Legislation Benefits UEC, Rural Oregon

July 16, 2019


With the end of the Oregon Legislature, bills of special interest to Umatilla Electric successfully passed the finish line and will become law.

SB 408 will allow counties to subdivide Exclusive Farm Use (EFU) land for utility facilities necessary for public service. The bill, which received bipartisan support, will assist UEC and other utilities as they continue to serve their growing communities.

The issue came to light when Morrow County attempted to subdivide land into a smaller parcel for an approved UEC substation on EFU property. It turned out there was no law or rule that allowed it to divide such land into a smaller parcel for utility facilities necessary for public use.

As it stood, either the landowner had to continue to own the property and lease the land back to the utility, or the utility would need to purchase an adjacent parcel to place the structure. The former is problematic because the landowner retains the liability of owning the land under a substation, and the latter results in more EFU being taken out of production.

The situation is not isolated to northeast Oregon. Hood River Electric Cooperative testified the new law will help it improve reliability of the electric grid in the Columbia Gorge.

SB 408 only allows decision makers to subdivide EFU into smaller parcels for utility facilities necessary for public service. It does not give land use planners new authority to approve new conditional uses on EFU.

HB 2896, the Manufactured Home Preservation Act, passed in the closing moments of the legislative session. It is anticipated Gov. Kate Brown will sign the bill and it will take effect Jan. 1.

The bill includes $9.5 million for a manufactured home park acquisition, $2.5 million for home replacement (including disposal grants and new home loans), $3 million for infrastructure for a new manufactured home park in Springfield, and establishment of an Advisory Council on Manufactured Housing with Housing and Community Services.

An array of social services and business groups advocated for the bill, including the AARP and Network for Oregon Affordable Housing, with Sen. Bill Hansell and Rep. Greg Smith among the bipartisan co-sponsors.

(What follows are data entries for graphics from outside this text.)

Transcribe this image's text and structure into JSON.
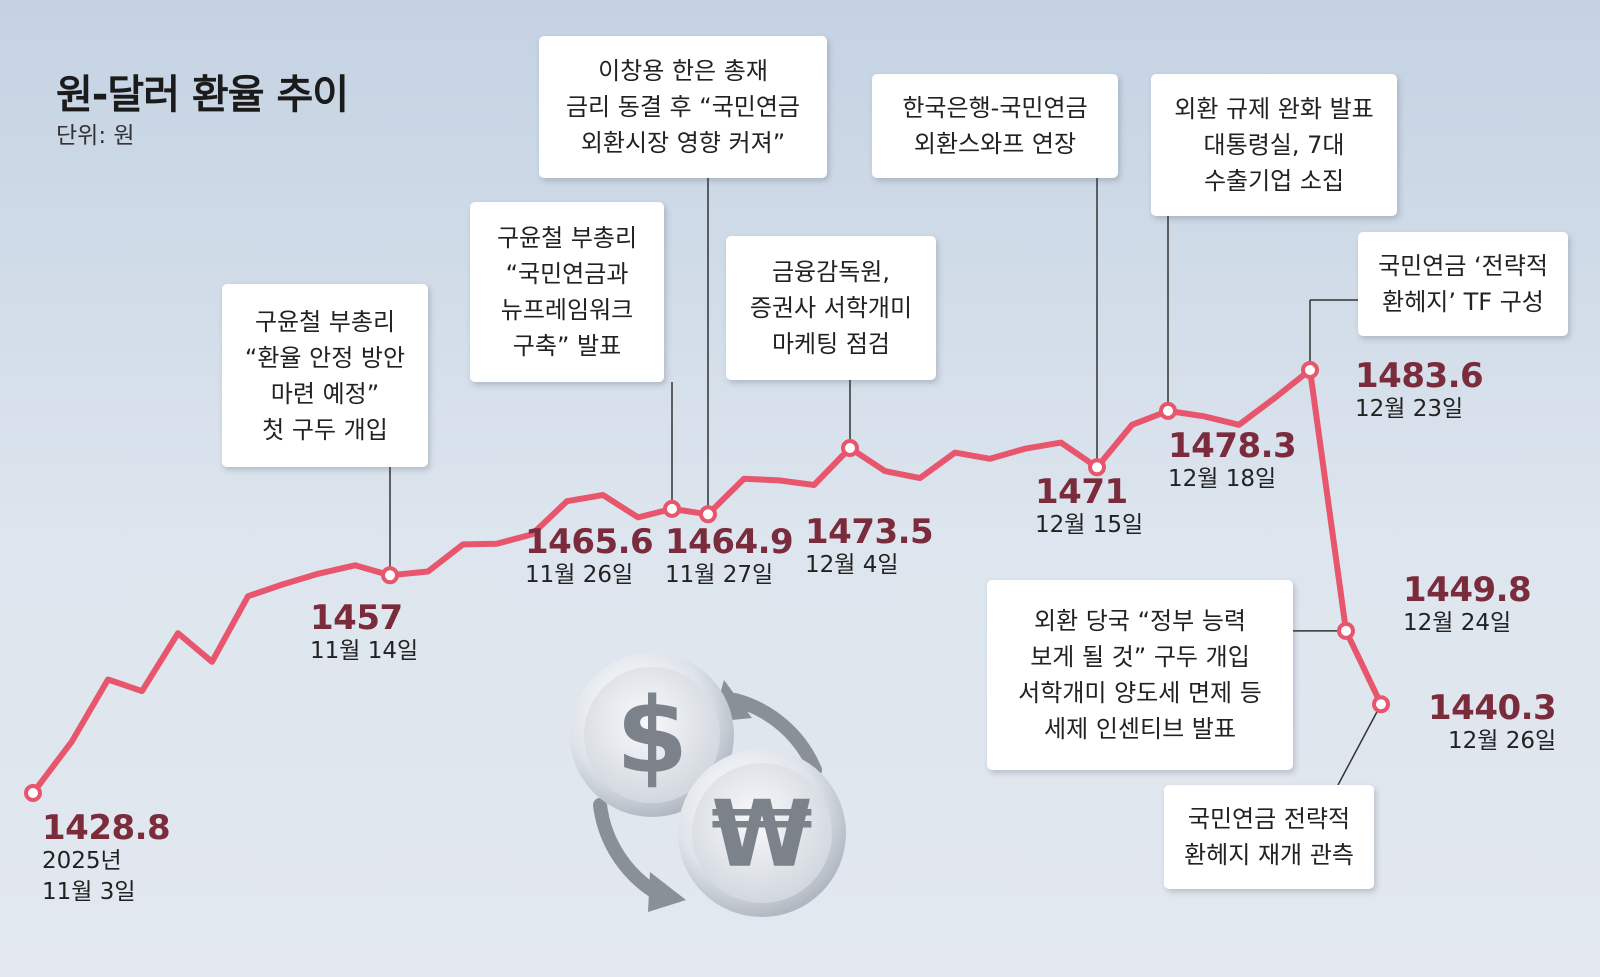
{
  "title": "원-달러 환율 추이",
  "unit": "단위: 원",
  "colors": {
    "line": "#e8566e",
    "value_text": "#7a2b3c",
    "annotation_bg": "#ffffff",
    "connector": "#333333"
  },
  "icons": [
    "dollar-coin-icon",
    "won-coin-icon",
    "exchange-arrows-icon"
  ],
  "chart_data": {
    "type": "line",
    "title": "원-달러 환율 추이",
    "ylabel": "",
    "xlabel": "",
    "ylim": [
      1425,
      1490
    ],
    "series": [
      {
        "values": [
          1428.8,
          1435.5,
          1443.5,
          1442,
          1449.5,
          1445.8,
          1454.3,
          1455.8,
          1457.2,
          1458.3,
          1457,
          1457.5,
          1461,
          1461.1,
          1462.3,
          1466.6,
          1467.4,
          1464.5,
          1465.6,
          1464.9,
          1469.5,
          1469.3,
          1468.7,
          1473.5,
          1470.5,
          1469.6,
          1472.9,
          1472.1,
          1473.4,
          1474.2,
          1471,
          1476.5,
          1478.3,
          1477.6,
          1476.5,
          1480,
          1483.6,
          1449.8,
          1440.3
        ]
      }
    ],
    "highlights": [
      {
        "id": "nov3",
        "index": 0,
        "value": "1428.8",
        "date_lines": [
          "2025년",
          "11월 3일"
        ]
      },
      {
        "id": "nov14",
        "index": 10,
        "value": "1457",
        "date_lines": [
          "11월 14일"
        ]
      },
      {
        "id": "nov26",
        "index": 18,
        "value": "1465.6",
        "date_lines": [
          "11월 26일"
        ]
      },
      {
        "id": "nov27",
        "index": 19,
        "value": "1464.9",
        "date_lines": [
          "11월 27일"
        ]
      },
      {
        "id": "dec4",
        "index": 23,
        "value": "1473.5",
        "date_lines": [
          "12월 4일"
        ]
      },
      {
        "id": "dec15",
        "index": 30,
        "value": "1471",
        "date_lines": [
          "12월 15일"
        ]
      },
      {
        "id": "dec18",
        "index": 32,
        "value": "1478.3",
        "date_lines": [
          "12월 18일"
        ]
      },
      {
        "id": "dec23",
        "index": 36,
        "value": "1483.6",
        "date_lines": [
          "12월 23일"
        ]
      },
      {
        "id": "dec24",
        "index": 37,
        "value": "1449.8",
        "date_lines": [
          "12월 24일"
        ]
      },
      {
        "id": "dec26",
        "index": 38,
        "value": "1440.3",
        "date_lines": [
          "12월 26일"
        ]
      }
    ],
    "annotations": [
      {
        "id": "nov14",
        "lines": [
          "구윤철 부총리",
          "“환율 안정 방안",
          "마련 예정”",
          "첫 구두 개입"
        ]
      },
      {
        "id": "nov26",
        "lines": [
          "구윤철 부총리",
          "“국민연금과",
          "뉴프레임워크",
          "구축” 발표"
        ]
      },
      {
        "id": "nov27",
        "lines": [
          "이창용 한은 총재",
          "금리 동결 후 “국민연금",
          "외환시장 영향 커져”"
        ]
      },
      {
        "id": "dec4",
        "lines": [
          "금융감독원,",
          "증권사 서학개미",
          "마케팅 점검"
        ]
      },
      {
        "id": "dec15",
        "lines": [
          "한국은행-국민연금",
          "외환스와프 연장"
        ]
      },
      {
        "id": "dec18",
        "lines": [
          "외환 규제 완화 발표",
          "대통령실, 7대",
          "수출기업 소집"
        ]
      },
      {
        "id": "dec23",
        "lines": [
          "국민연금 ‘전략적",
          "환헤지’ TF 구성"
        ]
      },
      {
        "id": "dec24",
        "lines": [
          "외환 당국 “정부 능력",
          "보게 될 것” 구두 개입",
          "서학개미 양도세 면제 등",
          "세제 인센티브 발표"
        ]
      },
      {
        "id": "dec26",
        "lines": [
          "국민연금 전략적",
          "환헤지 재개 관측"
        ]
      }
    ]
  }
}
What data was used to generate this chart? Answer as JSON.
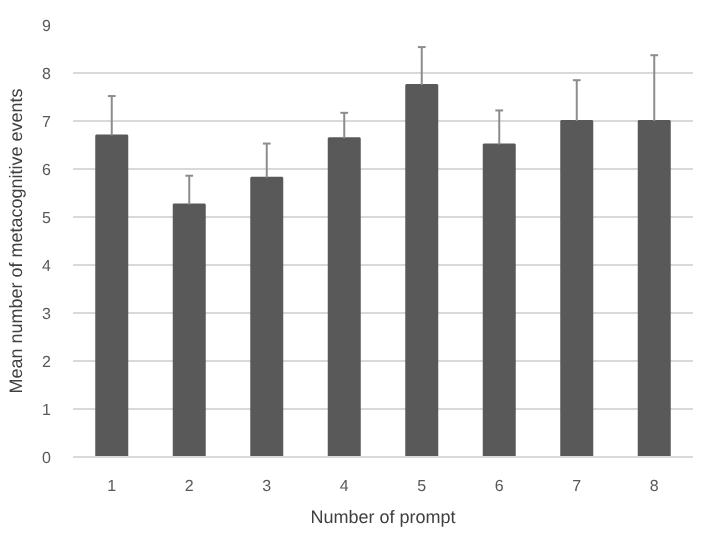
{
  "chart_data": {
    "type": "bar",
    "xlabel": "Number of prompt",
    "ylabel": "Mean number of metacognitive events",
    "categories": [
      "1",
      "2",
      "3",
      "4",
      "5",
      "6",
      "7",
      "8"
    ],
    "values": [
      6.7,
      5.26,
      5.82,
      6.64,
      7.75,
      6.51,
      7.0,
      7.0
    ],
    "errors": [
      [
        6.7,
        7.52
      ],
      [
        5.26,
        5.86
      ],
      [
        5.82,
        6.53
      ],
      [
        6.64,
        7.17
      ],
      [
        7.75,
        8.54
      ],
      [
        6.51,
        7.22
      ],
      [
        7.0,
        7.85
      ],
      [
        7.0,
        8.37
      ]
    ],
    "color": "#595959",
    "ylim": [
      0,
      9
    ],
    "yticks": [
      0,
      1,
      2,
      3,
      4,
      5,
      6,
      7,
      8,
      9
    ],
    "grid": "y"
  }
}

UEC helped encourage support for the bill, since manufactured homes built before energy efficiency codes were adopted can have especially high monthly bills. UEC expects to be involved in rulemaking as the program gets developed.

Local legislators Hansell and Smith and Rep. Greg Baretto worked on a variety of policy and budget bills throughout the session.

Senate Bill 290, introduced by Hansell, makes farmers, ranchers and volunteers immune from civil liabilities resulting from wildfire fighting efforts.
Blue Mountain Community College received funding for a facility that will include an indoor rodeo arena and classrooms for veterinary science, unmanned aerial systems, and other agricultural education.

Among nearly 400 bills passed by the House, Rep. Smith highlighted the following of local interest:

Future Farmers of America (FFA): Requires the Oregon Department of Education to coordinate with Oregon’s FFA to increase student achievement and improve graduation rates, college preparation, and career placement for students enrolled in secondary agricultural courses. The bill increases funding for FFA.

Early Childhood Education: Supports expansions and investments in Hermiston Head Start and at the Port of Morrow’s Early Learning Center.

Expansion of the Umatilla County Jail: Provides $1.6 million for renovation and expansion to include space for mental health care services.